Red Hat Bugzilla – Bug 435319
/boot/efi on ia64 needs to be mounted with quiet option
Last modified: 2008-03-05 16:06:15 EST
Description of problem:
I am not sure if this change needs to be in anaconda or in one of the other
packages used at install time. I will be happy to provide a patch if someone
can point me in the right direction.
A recent kernel change now enforces the fact that chmod on vfat partitions fail
when it cannot properly handle changes that differ between u, g, and o since it
doesn't have that concept. In the past these just failed quietly.

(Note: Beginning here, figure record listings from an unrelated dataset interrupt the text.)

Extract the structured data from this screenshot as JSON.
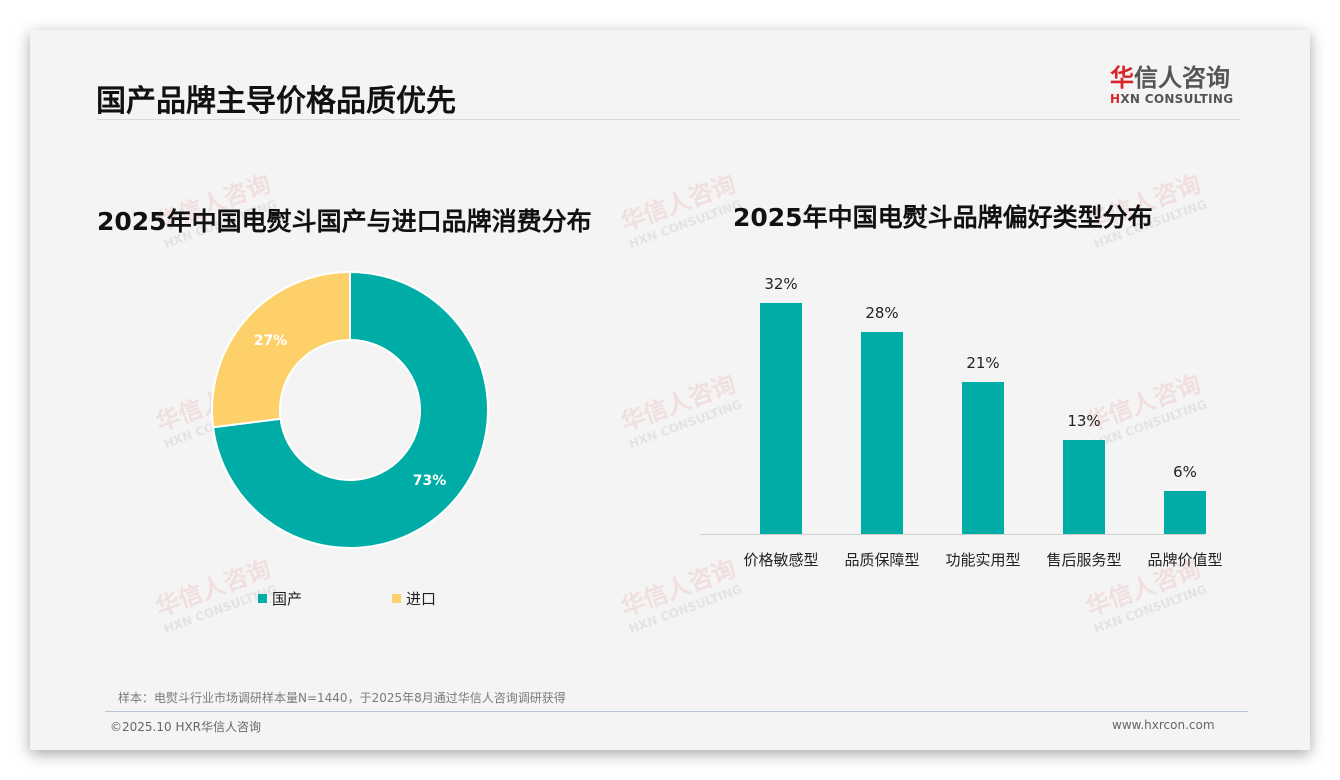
{
  "page": {
    "title": "国产品牌主导价格品质优先"
  },
  "logo": {
    "cn_first": "华",
    "cn_rest": "信人咨询",
    "en_first": "H",
    "en_rest": "XN CONSULTING"
  },
  "watermark": {
    "cn": "华信人咨询",
    "en": "HXN CONSULTING"
  },
  "footer": {
    "note": "样本：电熨斗行业市场调研样本量N=1440，于2025年8月通过华信人咨询调研获得",
    "copyright": "©2025.10 HXR华信人咨询",
    "website": "www.hxrcon.com"
  },
  "colors": {
    "teal": "#00ada6",
    "yellow": "#fdd06a"
  },
  "chart_data": [
    {
      "type": "pie",
      "title": "2025年中国电熨斗国产与进口品牌消费分布",
      "categories": [
        "国产",
        "进口"
      ],
      "values": [
        73,
        27
      ],
      "labels": [
        "73%",
        "27%"
      ],
      "colors": [
        "#00ada6",
        "#fdd06a"
      ],
      "donut": true,
      "legend_position": "bottom"
    },
    {
      "type": "bar",
      "title": "2025年中国电熨斗品牌偏好类型分布",
      "categories": [
        "价格敏感型",
        "品质保障型",
        "功能实用型",
        "售后服务型",
        "品牌价值型"
      ],
      "values": [
        32,
        28,
        21,
        13,
        6
      ],
      "labels": [
        "32%",
        "28%",
        "21%",
        "13%",
        "6%"
      ],
      "color": "#00ada6",
      "xlabel": "",
      "ylabel": "",
      "grid": false
    }
  ]
}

After this
change rpm is no longer able to install new kernels on ia64:
Error unpacking rpm package kernel-2.6.25-0.69.rc3.git1.fc9.ia64
error: unpacking of archive failed on file
/boot/efi/EFI/redhat/vmlinuz-2.6.25-0.69.rc3.git1.fc9: cpio: chmod
the fix for this is to add the umount option to /etc/fstab for /boot/efi.

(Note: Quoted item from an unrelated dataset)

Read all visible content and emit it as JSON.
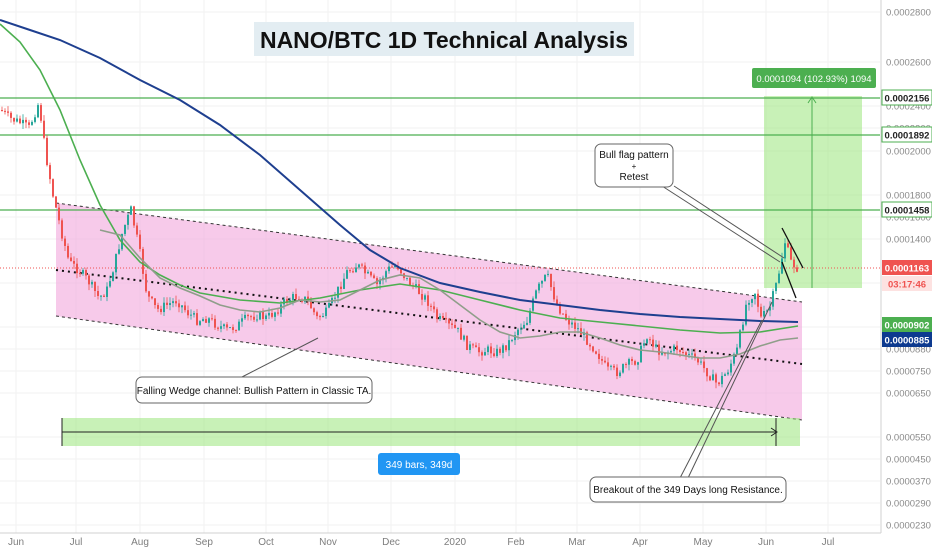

FYI, the kernel change that triggered this is:
Author: Jan Engelhardt <firstname.lastname@example.org>
Date: Wed Feb 6 01:36:08 2008 -0800
fs/fat/: refine chmod checks
Version-Release number of selected component (if applicable):
Steps to Reproduce:
This is kernel brokenness. We mount filesystems with the defaults. If the
defaults are broken, they need to be fixed. Otherwise, users are in for
unbearable pain on things like upgrades.
Doug, can you take this to linux-kernel? Breaking programs like cpio that used
to work on vfat can't possibly be a good idea...
(In reply to comment #2)
> Doug, can you take this to linux-kernel? Breaking programs like cpio that used
> to work on vfat can't possibly be a good idea...

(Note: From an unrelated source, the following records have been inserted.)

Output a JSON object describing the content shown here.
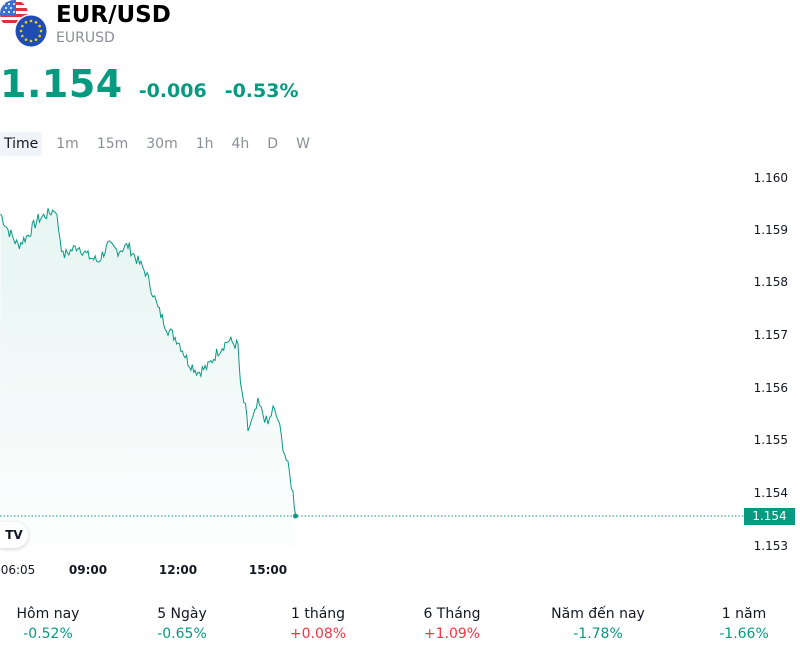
{
  "symbol": {
    "title": "EUR/USD",
    "ticker": "EURUSD",
    "flag_icons": [
      "us-flag-icon",
      "eu-flag-icon"
    ]
  },
  "quote": {
    "price": "1.154",
    "change": "-0.006",
    "change_percent": "-0.53%",
    "color": "#089981"
  },
  "tabs": [
    {
      "label": "Time",
      "active": true
    },
    {
      "label": "1m",
      "active": false
    },
    {
      "label": "15m",
      "active": false
    },
    {
      "label": "30m",
      "active": false
    },
    {
      "label": "1h",
      "active": false
    },
    {
      "label": "4h",
      "active": false
    },
    {
      "label": "D",
      "active": false
    },
    {
      "label": "W",
      "active": false
    }
  ],
  "chart_data": {
    "type": "area",
    "series": [
      {
        "name": "EURUSD",
        "color": "#089981"
      }
    ],
    "x_ticks": [
      "06:05",
      "09:00",
      "12:00",
      "15:00"
    ],
    "y_ticks": [
      "1.160",
      "1.159",
      "1.158",
      "1.157",
      "1.156",
      "1.155",
      "1.154",
      "1.153"
    ],
    "ylim": [
      1.153,
      1.16
    ],
    "last_price_label": "1.154",
    "points": [
      {
        "t": "06:05",
        "v": 1.1593
      },
      {
        "t": "06:20",
        "v": 1.159
      },
      {
        "t": "06:40",
        "v": 1.1587
      },
      {
        "t": "07:00",
        "v": 1.1589
      },
      {
        "t": "07:20",
        "v": 1.1592
      },
      {
        "t": "07:40",
        "v": 1.1593
      },
      {
        "t": "07:55",
        "v": 1.1594
      },
      {
        "t": "08:10",
        "v": 1.1585
      },
      {
        "t": "08:25",
        "v": 1.1586
      },
      {
        "t": "08:40",
        "v": 1.1587
      },
      {
        "t": "09:00",
        "v": 1.1585
      },
      {
        "t": "09:20",
        "v": 1.1584
      },
      {
        "t": "09:40",
        "v": 1.1587
      },
      {
        "t": "10:00",
        "v": 1.1586
      },
      {
        "t": "10:20",
        "v": 1.1587
      },
      {
        "t": "10:40",
        "v": 1.1584
      },
      {
        "t": "10:55",
        "v": 1.1582
      },
      {
        "t": "11:10",
        "v": 1.1578
      },
      {
        "t": "11:20",
        "v": 1.1575
      },
      {
        "t": "11:40",
        "v": 1.1571
      },
      {
        "t": "12:00",
        "v": 1.1569
      },
      {
        "t": "12:20",
        "v": 1.1565
      },
      {
        "t": "12:40",
        "v": 1.1563
      },
      {
        "t": "13:00",
        "v": 1.1564
      },
      {
        "t": "13:20",
        "v": 1.1567
      },
      {
        "t": "13:40",
        "v": 1.1569
      },
      {
        "t": "14:00",
        "v": 1.1568
      },
      {
        "t": "14:05",
        "v": 1.156
      },
      {
        "t": "14:15",
        "v": 1.1556
      },
      {
        "t": "14:20",
        "v": 1.1552
      },
      {
        "t": "14:30",
        "v": 1.1554
      },
      {
        "t": "14:40",
        "v": 1.1557
      },
      {
        "t": "14:50",
        "v": 1.1555
      },
      {
        "t": "15:00",
        "v": 1.1553
      },
      {
        "t": "15:10",
        "v": 1.1556
      },
      {
        "t": "15:20",
        "v": 1.1554
      },
      {
        "t": "15:30",
        "v": 1.1549
      },
      {
        "t": "15:40",
        "v": 1.1545
      },
      {
        "t": "15:50",
        "v": 1.154
      },
      {
        "t": "15:55",
        "v": 1.1536
      }
    ]
  },
  "performance": [
    {
      "label": "Hôm nay",
      "value": "-0.52%",
      "direction": "neg"
    },
    {
      "label": "5 Ngày",
      "value": "-0.65%",
      "direction": "neg"
    },
    {
      "label": "1 tháng",
      "value": "+0.08%",
      "direction": "pos"
    },
    {
      "label": "6 Tháng",
      "value": "+1.09%",
      "direction": "pos"
    },
    {
      "label": "Năm đến nay",
      "value": "-1.78%",
      "direction": "neg"
    },
    {
      "label": "1 năm",
      "value": "-1.66%",
      "direction": "neg"
    }
  ],
  "colors": {
    "down": "#089981",
    "up": "#f23645",
    "muted": "#8a8e97"
  },
  "tv_logo_text": "TV"
}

Actually yeah, I need to report this upstream. I did some additional testing on
this and even chmod commands that _should_ work fail after this patch.
More info on this:
cpio doesn't actually fail, I did some experimenting and found that even though
cpio prints out an error message it _does_ create the file and does not even
return a non-zero exit code. Evidently RPM is either seeing the error message
from cpio OR it just verifies that the mode is what it expects and if it isn't
it removes the files.
I discovered that the only modes that work on a fat filesystem are 755 and 555
and after some deliberation I realize that makes sense.
So, cpio isn't broken and it _does_ appear the kernel is doing the right thing.
I came up with a cleaner solotion of just setting vmlinuz to mode 755 in the
spec file when it is built. From the discussion on fedora-kernel-list it sounds
like they will take that in.
I will verify this once the chmod 755 change it made to the specfile and close then.
Fix committed to the kernel specfile.